Delaware made history yesterday after booking the first legal sports bet on an individual game outside of Nevada. Governor John Carney showed up to a press event yesterday morning at Dover Downs to celebrate the occasion and later booked the state’s first bet at exactly 1:30 PM ET.
In front of media and a line of prospective patrons, Governor Carney booked a $10 bet at +200 on the Phillies to beat the Cubs. Carney acknowledged some would say he’s throwing his money away because the Phillies have been in a bit of a slump, but confidently predicted “this $10 bill is gonna bring our Phillies back.”
I was so confident the Phils would win that I’ve already spent the winnings— on a haircut before my 25th anniversary dinner with Tracey last night. pic.twitter.com/gZtBC4rp9Y
— Governor John Carney (@JohnCarneyDE) June 6, 2018
In what can only be considered a positive omen for sports bettors and Phillies fans across the country, the first single-game bet placed outside of Nevada was a winner. Despite picking the underdogs, Carney’s bet paid off after the Phillies beat the Cubs 6-1 at Wrigley Field.
How Delaware Won the Race to Legal Sports Betting
Dover Downs, Delaware Park and Harrington Raceway received authorization from the state to begin accepting sports wagers shortly after the US Supreme Court ruled the federal prohibition of sports betting to be unconstitutional.
The Professional and Amateur Sports Protection Act, also known as PASPA, prohibited all states outside of Nevada from legalizing true sports betting. A handful of states were granted exemptions from PASPA for parlay-style wagers and betting squares contests, but actual single-game wagering was outlawed in every state except Nevada.
With PASPA no longer in play, the race is on. Delaware may have finished first in the race to legal sports betting, but it will not be the last. Other states are also gearing up to legalize and authorize sports betting.
New Jersey is in the process of forming regulations and is expected to go live with sports betting this year if all goes according to plan. New Jersey was the state that challenged PASPA and won, but was unable to beat Delaware to the punch due to lawmakers still needing time to form regulations governing how sports wagering shall be conducted in the state.
Delaware got there first thanks to a law it passed in 2009 authorizing single-game sports betting on all major sports. The NCAA and pro sports leagues successfully sued Delaware to stop the law from taking effect, but the law was never repealed. After last month’s Supreme Court decision, Delaware was able to quickly revive the law and authorize its three casinos to take sports bets.
Now, sports betting is available seven days a week at all three Delaware casinos. Online sports betting remains a distinct possibility, but that will require additional regulation. Delaware does have online casino gambling, so it wouldn’t be a huge stretch to see the state authorize online betting at some point as well.
Next in Line
The four states that look most likely to legalize sports betting next include:
New Jersey: New Jersey is close to implementing sports betting. Lawmakers are working on a bill right now that will legalize sports betting at Atlantic City casinos as well as online. The sports leagues have been asking for an integrity fee to help protect the integrity of their games, but lawmakers are having none of it.

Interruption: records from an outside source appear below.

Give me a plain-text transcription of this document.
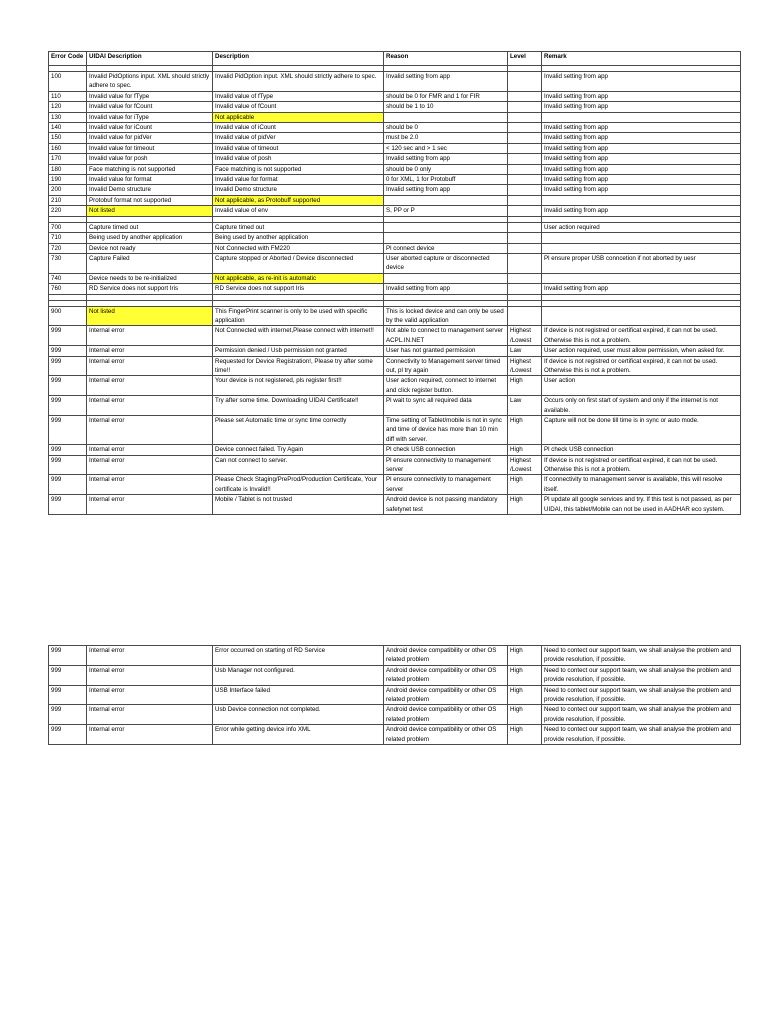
Error Code	UIDAI Description	Description	Reason	Level	Remark

100	Invalid PidOptions input. XML should strictly adhere to spec.	Invalid PidOption input. XML should strictly adhere to spec.	Invalid setting from app		Invalid setting from app
110	Invalid value for fType	Invalid value of fType	should be 0 for FMR and 1 for FIR		Invalid setting from app
120	Invalid value for fCount	Invalid value of fCount	should be 1 to 10		Invalid setting from app
130	Invalid value for iType	Not applicable			
140	Invalid value for iCount	Invalid value of iCount	should be 0		Invalid setting from app
150	Invalid value for pidVer	Invalid value of pidVer	must be 2.0		Invalid setting from app
160	Invalid value for timeout	Invalid value of timeout	< 120 sec and > 1 sec		Invalid setting from app
170	Invalid value for posh	Invalid value of posh	Invalid setting from app		Invalid setting from app
180	Face matching is not supported	Face matching is not supported	should be 0 only		Invalid setting from app
190	Invalid value for format	Invalid value for format	0 for XML, 1 for Protobuff		Invalid setting from app
200	Invalid Demo structure	Invalid Demo structure	Invalid setting from app		Invalid setting from app
210	Protobuf format not supported	Not applicable, as Protobuff supported			
220	Not listed	Invalid value of env	S, PP or P		Invalid setting from app

700	Capture timed out	Capture timed out			User action required
710	Being used by another application	Being used by another application			
720	Device not ready	Not Connected with FM220	Pl connect device		
730	Capture Failed	Capture stopped or Aborted / Device disconnected	User aborted capture or disconnected device		Pl ensure proper USB conncetion if not aborted by uesr
740	Device needs to be re-initialized	Not applicable, as re-init is automatic			
760	RD Service does not support Iris	RD Service does not support Iris	Invalid setting from app		Invalid setting from app

900	Not listed	This FingerPrint scanner is only to be used with specific application	This is locked device and can only be used by the valid application		
999	Internal error	Not Connected with internet,Please connect with internet!!	Not able to connect to management server ACPL.IN.NET	Highest /Lowest	If device is not registred or certificat expired, it can not be used. Otherwise this is not a problem.
999	Internal error	Permission denied / Usb permission not granted	User has not granted permission	Law	User action required, user must allow permission, when asked for.
999	Internal error	Requested for Device Registration!, Please try after some time!!	Connectivity to Management server timed out, pl try again	Highest /Lowest	If device is not registred or certificat expired, it can not be used. Otherwise this is not a problem.
999	Internal error	Your device is not registered, pls register first!!	User action required, connect to internet and click register button.	High	User action
999	Internal error	Try after some time. Downloading UIDAI Certificate!!	Pl wait to sync all required data	Law	Occurs only on first start of system and only if the internet is not available.
999	Internal error	Please set Automatic time or sync time correctly	Time setting of Tablet/mobile is not in sync and time of device has more than 10 min diff with server.	High	Capture will not be done till time is in sync or auto mode.
999	Internal error	Device connect failed. Try Again	Pl check USB connection	High	Pl check USB connection
999	Internal error	Can not connect to server.	Pl ensure connectivity to management server	Highest /Lowest	If device is not registred or certificat expired, it can not be used. Otherwise this is not a problem.
999	Internal error	Please Check Staging/PreProd/Production Certificate, Your certificate is Invalid!!	Pl ensure connectivity to management server	High	If connectivity to management server is available, this will resolve itself.
999	Internal error	Mobile / Tablet is not trusted	Android device is not passing mandatory safetynet test	High	Pl update all google services and try. If this test is not passed, as per UIDAI, this tablet/Mobile can not be used in AADHAR eco system.
999	Internal error	Error occurred on starting of RD Service	Android device compatibility or other OS related problem	High	Need to contect our support team, we shall analyse the problem and provide resolution, if possible.
999	Internal error	Usb Manager not configured.	Android device compatibility or other OS related problem	High	Need to contect our support team, we shall analyse the problem and provide resolution, if possible.
999	Internal error	USB Interface failed	Android device compatibility or other OS related problem	High	Need to contect our support team, we shall analyse the problem and provide resolution, if possible.
999	Internal error	Usb Device connection not completed.	Android device compatibility or other OS related problem	High	Need to contect our support team, we shall analyse the problem and provide resolution, if possible.
999	Internal error	Error while getting device info XML	Android device compatibility or other OS related problem	High	Need to contect our support team, we shall analyse the problem and provide resolution, if possible.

Mississippi: Days after the Supreme Court’s decision, Mississippi gambling officials said the state could have sports betting by the end of June. This is possible thanks to a little piece of language slipped into a bill regulating fantasy sports last year. The addition went unnoticed by most lawmakers (some of whom were miffed after noticing), but essentially it removed a prior prohibition of betting on games that take place outside casinos.
West Virginia: West Virginia got an early start on sports betting back in March when Governor Jim Justice signed a bill into law legalizing sports betting on the condition that PASPA is stricken down or repealed. The law allows sports betting at authorized locations in the real world as well as via mobile devices. The West Virginia Lottery Commission is currently drafting rules and regulation for that. No timeline has been given yet, but it shouldn’t be too much longer.
Pennsylvania: Pennsylvania passed a law last year authorizing sports betting online and at state casinos. Earlier this week, the Gaming Control Board notified casinos that it is now accepting license applications from casinos to offer sports betting. The Gaming Control Board has issued temporary regulations with promises of more to come.
A number of other states are also working on legislation to legalize sports betting in the future. These other states are not as far along in the process as the states mentioned above, but they too are likely to authorize sports wagering over the near term.